Currently, the medical management of BPH related LUTS is hugely reliant on the prostatic smooth muscle relaxation effects of alpha-adrenergic receptor blockers [17, 33]. This has led to a hunt for alternate therapies that may aid LUTS improvement. With the previously established link between obesity and BPH, there have been proposals to promote and incorporate lifestyle modifications and appropriate medical management as an adjunct to diseases prevention, diagnosis and therapy [15, 17, 33].

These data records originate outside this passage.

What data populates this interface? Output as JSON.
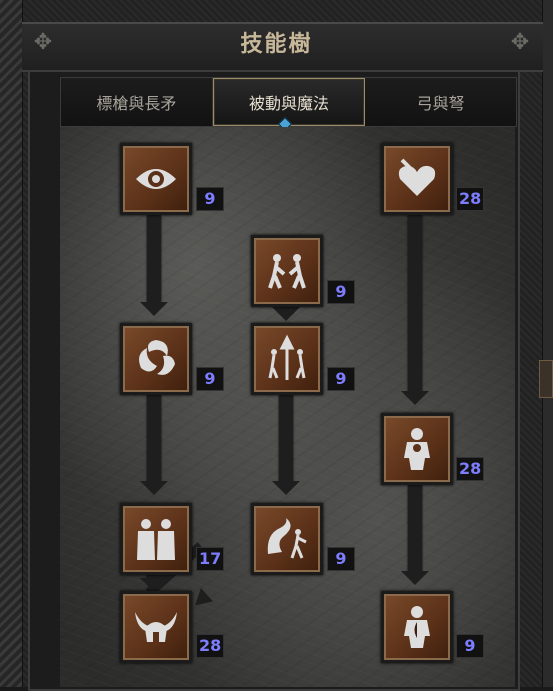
{
  "title": "技能樹",
  "tabs": [
    {
      "label": "標槍與長矛",
      "active": false
    },
    {
      "label": "被動與魔法",
      "active": true
    },
    {
      "label": "弓與弩",
      "active": false
    }
  ],
  "skills": [
    {
      "icon": "eye-icon",
      "level": "9"
    },
    {
      "icon": "heart-dagger-icon",
      "level": "28"
    },
    {
      "icon": "twin-figures-icon",
      "level": "9"
    },
    {
      "icon": "swirl-icon",
      "level": "9"
    },
    {
      "icon": "trident-figures-icon",
      "level": "9"
    },
    {
      "icon": "body-silhouette-icon",
      "level": "28"
    },
    {
      "icon": "two-bodies-icon",
      "level": "17"
    },
    {
      "icon": "spirit-figure-icon",
      "level": "9"
    },
    {
      "icon": "horned-helm-icon",
      "level": "28"
    },
    {
      "icon": "half-silhouette-icon",
      "level": "9"
    }
  ],
  "colors": {
    "accent_level": "#7d7dff",
    "skill_frame": "#5a3018",
    "title": "#c8b89a"
  }
}
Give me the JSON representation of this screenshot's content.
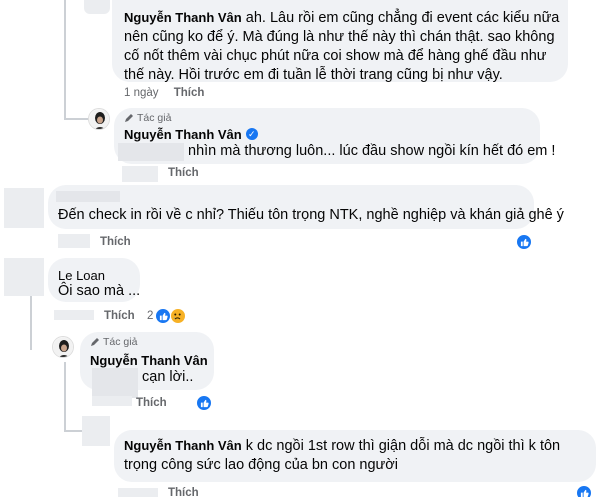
{
  "comments": [
    {
      "name": "Nguyễn Thanh Vân",
      "text": "ah. Lâu rồi em cũng chẳng đi event các kiểu nữa nên cũng ko để ý. Mà đúng là như thế này thì chán thật. sao không cố nốt thêm vài chục phút nữa coi show mà để hàng ghế đầu như thế này. Hồi trước em đi tuần lễ thời trang cũng bị như vậy.",
      "time": "1 ngày",
      "like": "Thích"
    },
    {
      "author_tag": "Tác giả",
      "name": "Nguyễn Thanh Vân",
      "text": "nhìn mà thương luôn... lúc đầu show ngồi kín hết đó em !",
      "like": "Thích"
    },
    {
      "text": "Đến check in rồi về c nhỉ? Thiếu tôn trọng NTK, nghề nghiệp và khán giả ghê ý",
      "like": "Thích"
    },
    {
      "name": "Le Loan",
      "text": "Ôi sao mà ...",
      "like": "Thích",
      "reaction_count": "2"
    },
    {
      "author_tag": "Tác giả",
      "name": "Nguyễn Thanh Vân",
      "text": "cạn lời..",
      "like": "Thích"
    },
    {
      "name": "Nguyễn Thanh Vân",
      "text": "k dc ngồi 1st row thì giận dỗi mà dc ngồi thì k tôn trọng công sức lao động của bn con người",
      "like": "Thích"
    }
  ],
  "icons": {
    "verified": "verified-badge-icon",
    "author": "pen-icon",
    "like_reaction": "like-reaction-icon",
    "sad_reaction": "sad-reaction-icon"
  },
  "colors": {
    "bubble": "#f0f2f5",
    "meta": "#65676b",
    "facebook_blue": "#1877f2"
  }
}
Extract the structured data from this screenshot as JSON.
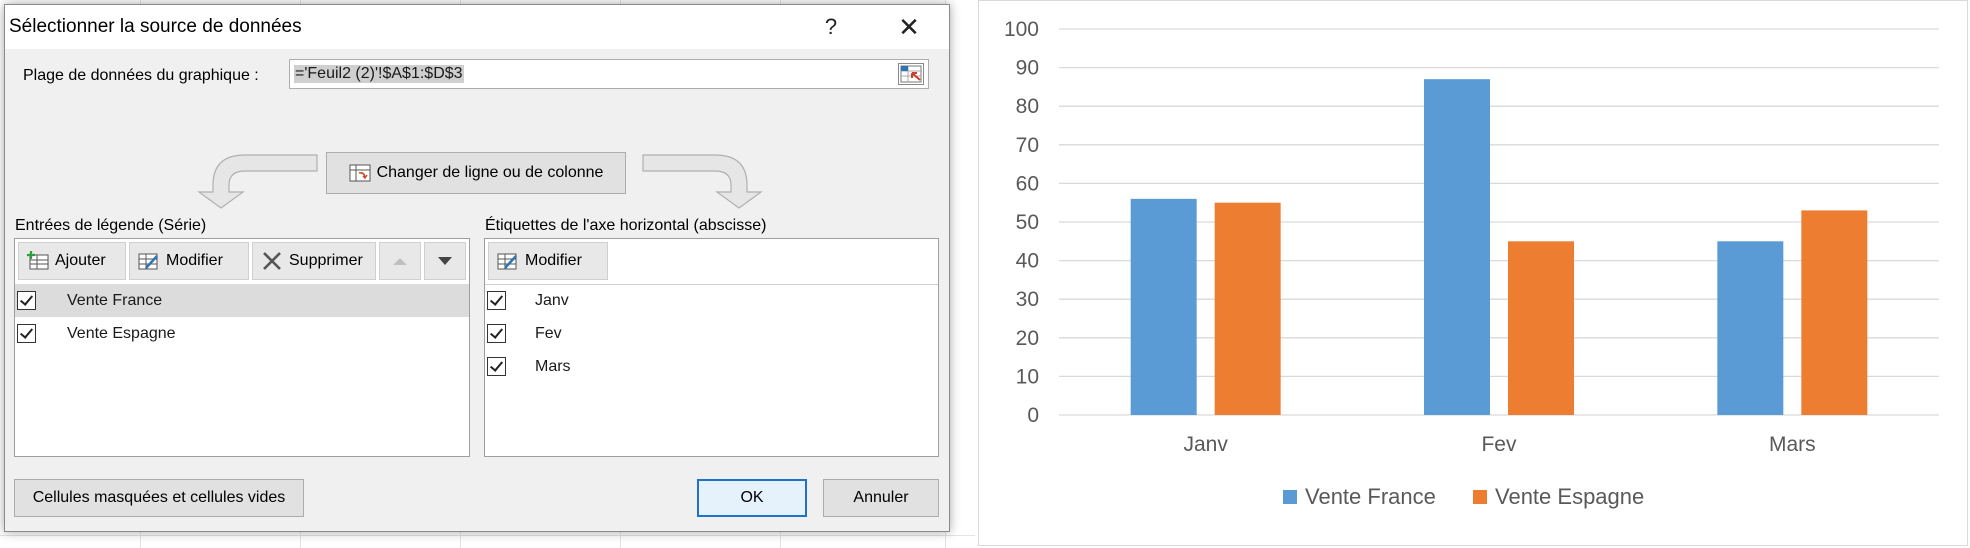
{
  "dialog": {
    "title": "Sélectionner la source de données",
    "help": "?",
    "close": "✕",
    "range_label": "Plage de données du graphique :",
    "range_value": "='Feuil2 (2)'!$A$1:$D$3",
    "switch_button": "Changer de ligne ou de colonne",
    "legend_section_label": "Entrées de légende (Série)",
    "axis_section_label": "Étiquettes de l'axe horizontal (abscisse)",
    "series_toolbar": {
      "add": "Ajouter",
      "edit": "Modifier",
      "delete": "Supprimer"
    },
    "axis_toolbar": {
      "edit": "Modifier"
    },
    "series": [
      {
        "label": "Vente France",
        "checked": true,
        "selected": true
      },
      {
        "label": "Vente Espagne",
        "checked": true,
        "selected": false
      }
    ],
    "categories": [
      {
        "label": "Janv",
        "checked": true
      },
      {
        "label": "Fev",
        "checked": true
      },
      {
        "label": "Mars",
        "checked": true
      }
    ],
    "hidden_cells_button": "Cellules masquées et cellules vides",
    "ok_button": "OK",
    "cancel_button": "Annuler"
  },
  "chart_data": {
    "type": "bar",
    "categories": [
      "Janv",
      "Fev",
      "Mars"
    ],
    "series": [
      {
        "name": "Vente France",
        "values": [
          56,
          87,
          45
        ],
        "color": "#5b9bd5"
      },
      {
        "name": "Vente Espagne",
        "values": [
          55,
          45,
          53
        ],
        "color": "#ed7d31"
      }
    ],
    "ylim": [
      0,
      100
    ],
    "yticks": [
      "0",
      "10",
      "20",
      "30",
      "40",
      "50",
      "60",
      "70",
      "80",
      "90",
      "100"
    ],
    "grid": true,
    "legend_position": "bottom"
  }
}
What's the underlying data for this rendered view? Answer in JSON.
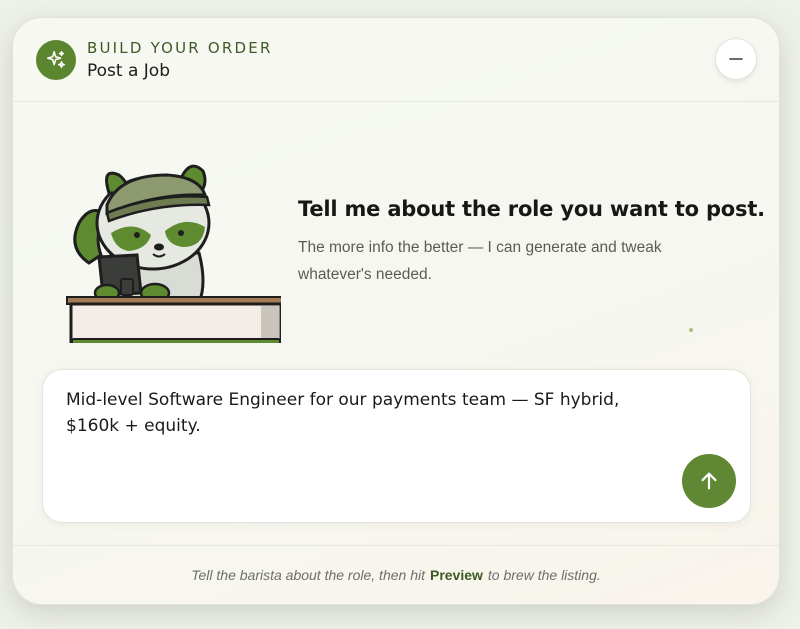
{
  "header": {
    "eyebrow": "BUILD YOUR ORDER",
    "title": "Post a Job",
    "badge_icon": "sparkle-icon",
    "collapse_icon": "minus-icon"
  },
  "prompt": {
    "heading": "Tell me about the role you want to post.",
    "subtext": "The more info the better — I can generate and tweak whatever's needed."
  },
  "input": {
    "value": "Mid-level Software Engineer for our payments team — SF hybrid, $160k + equity.",
    "send_icon": "arrow-up-icon"
  },
  "footer": {
    "before": "Tell the barista about the role, then hit",
    "action": "Preview",
    "after": "to brew the listing."
  },
  "colors": {
    "accent": "#5f8734",
    "eyebrow": "#3f5a27"
  }
}
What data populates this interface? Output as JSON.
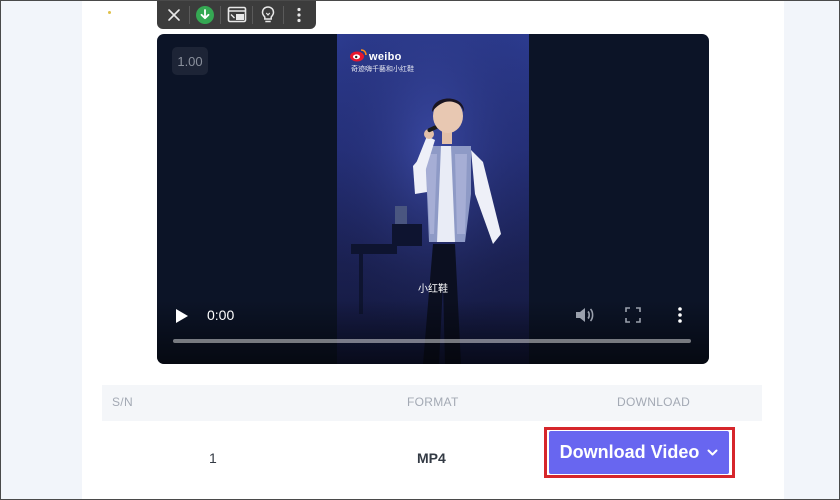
{
  "toolbar": {
    "icons": [
      "close-icon",
      "download-icon",
      "picture-in-picture-icon",
      "lightbulb-icon",
      "more-vertical-icon"
    ],
    "download_color": "#35a853"
  },
  "player": {
    "speed": "1.00",
    "time": "0:00",
    "progress": 0,
    "watermark": {
      "brand": "weibo",
      "line": "奇迹嗨千藝和小红鞋"
    },
    "subtitle": "小红鞋",
    "icons": [
      "play-icon",
      "volume-icon",
      "fullscreen-icon",
      "more-vertical-icon"
    ]
  },
  "table": {
    "headers": {
      "sn": "S/N",
      "format": "FORMAT",
      "download": "DOWNLOAD"
    },
    "rows": [
      {
        "sn": "1",
        "format": "MP4",
        "action": "Download Video"
      }
    ]
  },
  "colors": {
    "accent": "#6866f0",
    "highlight": "#d6262b"
  }
}
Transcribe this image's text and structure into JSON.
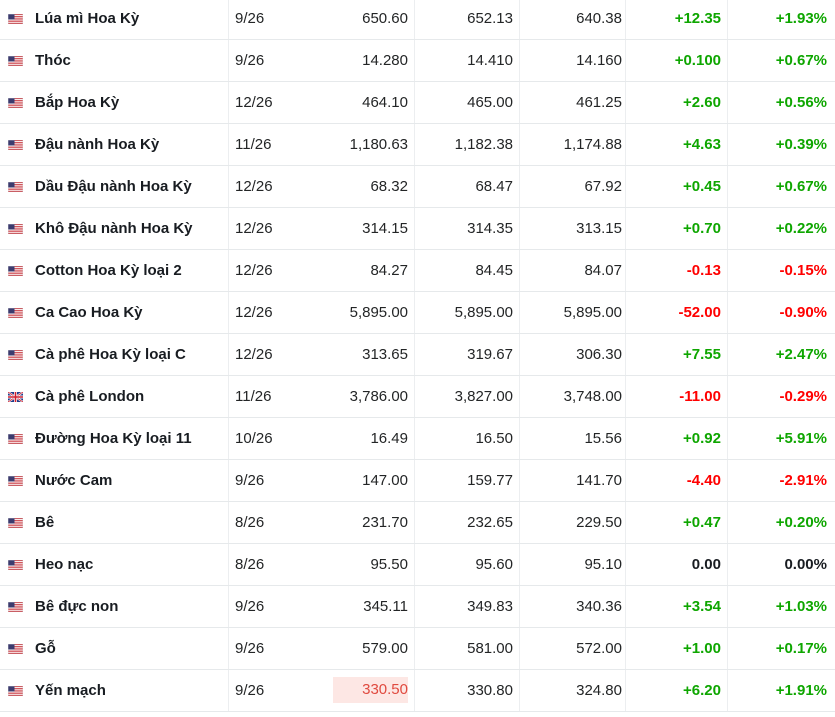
{
  "colors": {
    "up": "#0ea600",
    "down": "#ff0000",
    "flat": "#181c21",
    "highlight_bg": "#fde7e4"
  },
  "rows": [
    {
      "flag": "us-flag-icon",
      "name": "Lúa mì Hoa Kỳ",
      "month": "9/26",
      "last": "650.60",
      "high": "652.13",
      "low": "640.38",
      "chg": "+12.35",
      "pct": "+1.93%",
      "dir": "up"
    },
    {
      "flag": "us-flag-icon",
      "name": "Thóc",
      "month": "9/26",
      "last": "14.280",
      "high": "14.410",
      "low": "14.160",
      "chg": "+0.100",
      "pct": "+0.67%",
      "dir": "up"
    },
    {
      "flag": "us-flag-icon",
      "name": "Bắp Hoa Kỳ",
      "month": "12/26",
      "last": "464.10",
      "high": "465.00",
      "low": "461.25",
      "chg": "+2.60",
      "pct": "+0.56%",
      "dir": "up"
    },
    {
      "flag": "us-flag-icon",
      "name": "Đậu nành Hoa Kỳ",
      "month": "11/26",
      "last": "1,180.63",
      "high": "1,182.38",
      "low": "1,174.88",
      "chg": "+4.63",
      "pct": "+0.39%",
      "dir": "up"
    },
    {
      "flag": "us-flag-icon",
      "name": "Dầu Đậu nành Hoa Kỳ",
      "month": "12/26",
      "last": "68.32",
      "high": "68.47",
      "low": "67.92",
      "chg": "+0.45",
      "pct": "+0.67%",
      "dir": "up"
    },
    {
      "flag": "us-flag-icon",
      "name": "Khô Đậu nành Hoa Kỳ",
      "month": "12/26",
      "last": "314.15",
      "high": "314.35",
      "low": "313.15",
      "chg": "+0.70",
      "pct": "+0.22%",
      "dir": "up"
    },
    {
      "flag": "us-flag-icon",
      "name": "Cotton Hoa Kỳ loại 2",
      "month": "12/26",
      "last": "84.27",
      "high": "84.45",
      "low": "84.07",
      "chg": "-0.13",
      "pct": "-0.15%",
      "dir": "down"
    },
    {
      "flag": "us-flag-icon",
      "name": "Ca Cao Hoa Kỳ",
      "month": "12/26",
      "last": "5,895.00",
      "high": "5,895.00",
      "low": "5,895.00",
      "chg": "-52.00",
      "pct": "-0.90%",
      "dir": "down"
    },
    {
      "flag": "us-flag-icon",
      "name": "Cà phê Hoa Kỳ loại C",
      "month": "12/26",
      "last": "313.65",
      "high": "319.67",
      "low": "306.30",
      "chg": "+7.55",
      "pct": "+2.47%",
      "dir": "up"
    },
    {
      "flag": "uk-flag-icon",
      "name": "Cà phê London",
      "month": "11/26",
      "last": "3,786.00",
      "high": "3,827.00",
      "low": "3,748.00",
      "chg": "-11.00",
      "pct": "-0.29%",
      "dir": "down"
    },
    {
      "flag": "us-flag-icon",
      "name": "Đường Hoa Kỳ loại 11",
      "month": "10/26",
      "last": "16.49",
      "high": "16.50",
      "low": "15.56",
      "chg": "+0.92",
      "pct": "+5.91%",
      "dir": "up"
    },
    {
      "flag": "us-flag-icon",
      "name": "Nước Cam",
      "month": "9/26",
      "last": "147.00",
      "high": "159.77",
      "low": "141.70",
      "chg": "-4.40",
      "pct": "-2.91%",
      "dir": "down"
    },
    {
      "flag": "us-flag-icon",
      "name": "Bê",
      "month": "8/26",
      "last": "231.70",
      "high": "232.65",
      "low": "229.50",
      "chg": "+0.47",
      "pct": "+0.20%",
      "dir": "up"
    },
    {
      "flag": "us-flag-icon",
      "name": "Heo nạc",
      "month": "8/26",
      "last": "95.50",
      "high": "95.60",
      "low": "95.10",
      "chg": "0.00",
      "pct": "0.00%",
      "dir": "flat"
    },
    {
      "flag": "us-flag-icon",
      "name": "Bê đực non",
      "month": "9/26",
      "last": "345.11",
      "high": "349.83",
      "low": "340.36",
      "chg": "+3.54",
      "pct": "+1.03%",
      "dir": "up"
    },
    {
      "flag": "us-flag-icon",
      "name": "Gỗ",
      "month": "9/26",
      "last": "579.00",
      "high": "581.00",
      "low": "572.00",
      "chg": "+1.00",
      "pct": "+0.17%",
      "dir": "up"
    },
    {
      "flag": "us-flag-icon",
      "name": "Yến mạch",
      "month": "9/26",
      "last": "330.50",
      "high": "330.80",
      "low": "324.80",
      "chg": "+6.20",
      "pct": "+1.91%",
      "dir": "up",
      "last_highlight": true
    }
  ]
}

The findings of this study suggest that the routine/aggressive medical management of obesity would be of little to no benefit with regard to BPH/LUTS as there was no correlation between PV and any of hypertension, diabetes, BMI, and WC. This is supported by another study which showed that modest weight loss might not prevent the onset or progression of LUTS [34].

4.1 Study limitations

Like many other previous studies, some limitations of this study were a small sample size as well as the fact that it was a single centre study. Larger multicentre studies are required to establish the true effects of obesity on BPH as related to PV and LUTS.

5 Conclusion

The urology department treats a significant number of patients with BPH annually. Obesity has been cited as one of the risk factors for the development of BPH/ LUTS. In our study, there was no correlation between PV and BMI. It must be noted though that the volume of the prostate does not always correlate with the severity of LUTS. Obesity has the potential to increase intra-abdominal pressure and intravesical pressure, in turn worsening BPH symptoms independent of the PV [3]. A follow-up study is warranted to look at the correlation between obesity and LUTS and urinary flow rates and to establish whether aggressive management of obesity would have significant impact on the management of BPH.